Exploring how systems evolve

Dynamic time-based modeling is a form of system dynamics modeling used when the goal is to explore how a system evolves over time and when there is feedback in the system. Global warming, the shape of a pandemic infection curve, and a biochemical reaction pathway are all examples of systems that evolve over time. A classic example of such a system is a predator-prey ecosystem as shown in Figure 3. Notice that the graphs inside each variable are now line graphs, which show how the value of the variable changes over time. Students can import real-world data into SageModeler for comparison to the model output, and explore ways to modify their model as they compare its behavior to what happens in the real world.


A predator-prey model showing how the populations
of lynx and rabbit change over time. Feedback in the system causes a periodic pattern with both populations rising and falling as first one species dominates and then the other. The top graph represents real-world data and the bottom graph depicts model simulation output.
Figure 3. A predator-prey model showing how the populations
of lynx and rabbit change over time. Feedback in the system causes a periodic pattern with both populations rising and falling as first one species dominates and then the other. The top graph represents real-world data and the bottom graph depicts model simulation output.

The flow of a curricular unit that infuses computational systems modeling.
Figure 4. The flow of a curricular unit that infuses computational systems modeling.

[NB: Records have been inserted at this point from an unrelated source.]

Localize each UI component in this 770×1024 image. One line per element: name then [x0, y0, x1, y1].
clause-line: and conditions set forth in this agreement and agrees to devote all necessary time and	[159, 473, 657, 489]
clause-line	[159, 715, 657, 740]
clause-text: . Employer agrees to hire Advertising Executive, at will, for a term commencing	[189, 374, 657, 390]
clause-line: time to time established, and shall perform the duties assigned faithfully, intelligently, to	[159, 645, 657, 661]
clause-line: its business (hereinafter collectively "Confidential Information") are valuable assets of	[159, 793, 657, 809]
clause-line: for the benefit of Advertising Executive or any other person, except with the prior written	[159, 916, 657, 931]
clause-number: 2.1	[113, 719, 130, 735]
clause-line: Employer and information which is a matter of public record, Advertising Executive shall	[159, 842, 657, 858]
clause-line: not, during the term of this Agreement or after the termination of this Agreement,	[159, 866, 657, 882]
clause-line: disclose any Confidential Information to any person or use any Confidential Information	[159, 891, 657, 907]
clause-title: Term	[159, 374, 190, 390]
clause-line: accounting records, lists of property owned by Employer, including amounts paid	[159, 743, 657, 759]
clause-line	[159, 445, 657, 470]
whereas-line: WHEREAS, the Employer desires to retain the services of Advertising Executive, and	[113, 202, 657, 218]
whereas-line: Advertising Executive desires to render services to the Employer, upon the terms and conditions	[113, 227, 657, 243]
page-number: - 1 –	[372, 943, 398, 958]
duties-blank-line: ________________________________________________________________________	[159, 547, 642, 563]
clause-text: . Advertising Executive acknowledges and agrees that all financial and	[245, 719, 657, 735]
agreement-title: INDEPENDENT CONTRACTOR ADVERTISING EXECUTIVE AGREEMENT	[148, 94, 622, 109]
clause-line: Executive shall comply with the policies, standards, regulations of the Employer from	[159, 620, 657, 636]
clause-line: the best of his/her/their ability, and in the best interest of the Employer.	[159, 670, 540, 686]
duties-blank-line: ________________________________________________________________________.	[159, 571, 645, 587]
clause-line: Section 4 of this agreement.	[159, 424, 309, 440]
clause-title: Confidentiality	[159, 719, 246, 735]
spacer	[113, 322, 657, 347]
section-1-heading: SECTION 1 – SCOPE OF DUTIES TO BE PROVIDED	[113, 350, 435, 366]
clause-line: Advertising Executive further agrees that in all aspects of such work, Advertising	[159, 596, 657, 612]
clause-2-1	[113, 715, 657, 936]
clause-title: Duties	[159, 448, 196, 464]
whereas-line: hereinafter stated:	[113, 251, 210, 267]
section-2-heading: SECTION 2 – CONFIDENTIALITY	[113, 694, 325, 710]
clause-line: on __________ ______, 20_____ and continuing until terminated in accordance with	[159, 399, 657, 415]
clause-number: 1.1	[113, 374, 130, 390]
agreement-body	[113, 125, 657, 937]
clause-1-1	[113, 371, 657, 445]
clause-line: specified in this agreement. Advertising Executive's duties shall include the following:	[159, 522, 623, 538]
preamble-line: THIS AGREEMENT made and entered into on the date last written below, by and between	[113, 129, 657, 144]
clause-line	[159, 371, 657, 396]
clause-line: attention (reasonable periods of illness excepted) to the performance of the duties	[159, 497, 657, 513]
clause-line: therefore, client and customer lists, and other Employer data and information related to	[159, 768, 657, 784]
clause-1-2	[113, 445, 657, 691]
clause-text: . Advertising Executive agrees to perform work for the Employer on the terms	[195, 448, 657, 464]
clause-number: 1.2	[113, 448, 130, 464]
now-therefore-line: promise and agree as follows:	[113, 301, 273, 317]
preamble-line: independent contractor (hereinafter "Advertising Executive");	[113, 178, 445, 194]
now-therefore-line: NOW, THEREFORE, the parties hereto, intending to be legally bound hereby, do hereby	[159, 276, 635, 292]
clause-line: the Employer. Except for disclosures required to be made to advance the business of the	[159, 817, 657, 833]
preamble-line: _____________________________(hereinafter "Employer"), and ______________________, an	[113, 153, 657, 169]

A pedagogical approach to systems thinking

The Multilevel Computational Modeling project, a collaboration between the Concord Consortium and the CREATE for STEM Institute at Michigan State University, developed SageModeler and worked with teachers to design a pedagogical model for infusing curriculum units with a systems modeling approach. We started from a project-based learning framework, which includes engaging students in relevant and meaningful learning experiences designed to make sense of a phenomenon or solve a real-world problem.

The units provide opportunities for students to engage in the NGSS science and engineering practice of Developing and Using Models and the crosscutting concept of Systems and System Models, plus content-specific disciplinary core ideas related to the phenomenon or system being modeled. Figure 4 shows how students engage in iterative cycles of model revision, including studying an aspect of the phenomenon, revising the model based on new information, discussing the model with peers, and revising again. This loop happens several times throughout the unit as students both expand and hone their model on their way to becoming true system thinkers.

Dan Damelin (ddamelin@concord.org) is a senior scientist.

This material is based upon work supported by the National Science Foundation under Grant No. DRL-1842035. Any opinions, findings, and conclusions or recommendations expressed in this material are those of the author(s) and do not necessarily reflect the views of the National Science Foundation.